La première force d'entraînement, il faut le rappeler, est notre ministre de la défense, Jean-Yves Le Drian, dont les résultats exceptionnels ont été maintes fois salués par notre commission. Le ministre de la défense se rend en novembre 2014 à Albany, où sont organisées des cérémonies pour le centenaire du départ des militaires australiens vers l'Europe. Comment imaginer meilleur départ que le lien mémoriel ? Christian Cambon l'a dit, nous avons été émus par le nombre de jeunes qui se rendent tous les jours au Mémorial australien de la guerre, à Canberra. Nous avons sans doute des leçons historiques à en tirer...
Dès son retour en France, le ministre organise le pilotage du projet en réunissant tous les quinze jours les industriels concernés : DCNS, Thales, la Direction générale de l'armement (DGA), les experts du ministère et des représentants de la marine ainsi que l'ambassadeur de France en Australie.

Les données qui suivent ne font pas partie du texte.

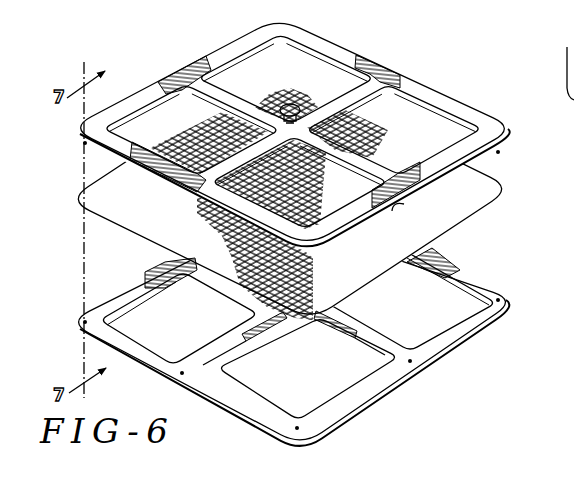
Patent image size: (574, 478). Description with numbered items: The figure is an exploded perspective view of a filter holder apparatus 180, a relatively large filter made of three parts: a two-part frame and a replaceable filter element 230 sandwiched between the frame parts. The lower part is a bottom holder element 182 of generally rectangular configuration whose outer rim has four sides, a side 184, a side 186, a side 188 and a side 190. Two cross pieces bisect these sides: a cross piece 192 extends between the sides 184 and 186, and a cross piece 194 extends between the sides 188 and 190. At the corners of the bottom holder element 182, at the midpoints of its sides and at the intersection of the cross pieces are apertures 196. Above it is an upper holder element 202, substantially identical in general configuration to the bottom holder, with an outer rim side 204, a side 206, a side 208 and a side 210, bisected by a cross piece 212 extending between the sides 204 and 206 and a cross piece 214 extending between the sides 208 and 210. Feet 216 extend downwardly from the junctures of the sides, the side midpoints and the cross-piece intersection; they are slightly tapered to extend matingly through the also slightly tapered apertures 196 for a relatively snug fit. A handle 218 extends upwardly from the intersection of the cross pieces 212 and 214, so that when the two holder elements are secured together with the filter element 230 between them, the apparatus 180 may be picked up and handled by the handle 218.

À cela s'ajoute une analyse minutieuse du marché et des attentes du pouvoir adjudicateur réalisée par l'ambassade. L'image de la France en Australie a fait l'objet d'une étude précise : traditionnelle, associée au produits de luxe, bien loin des créneaux porteurs des marchés australiens, à quelques exceptions de niche près. Quant aux attentes de l'Australie, l'ambassadeur les a précisées devant nous lors de son audition et mes collègues en ont parlé en soulignant les liens de mémoire qui nous unissent à l'Australie. Les valeurs cardinales de ce pays sont l'esprit d'équipe, la fiabilité, la persévérance et la discrétion.
Très rapidement est définie une stratégie portée au plus haut niveau politique, avec la première visite d'un Président de la République français en Australie en novembre 2014. François Hollande était accompagné des Présidents des gouvernements de Nouvelle-Calédonie, de Polynésie française et d'élus de Wallis-et-Futuna, dans une perspective bien comprise de l'importance des territoires français du Pacifique dans notre relation à l'Australie.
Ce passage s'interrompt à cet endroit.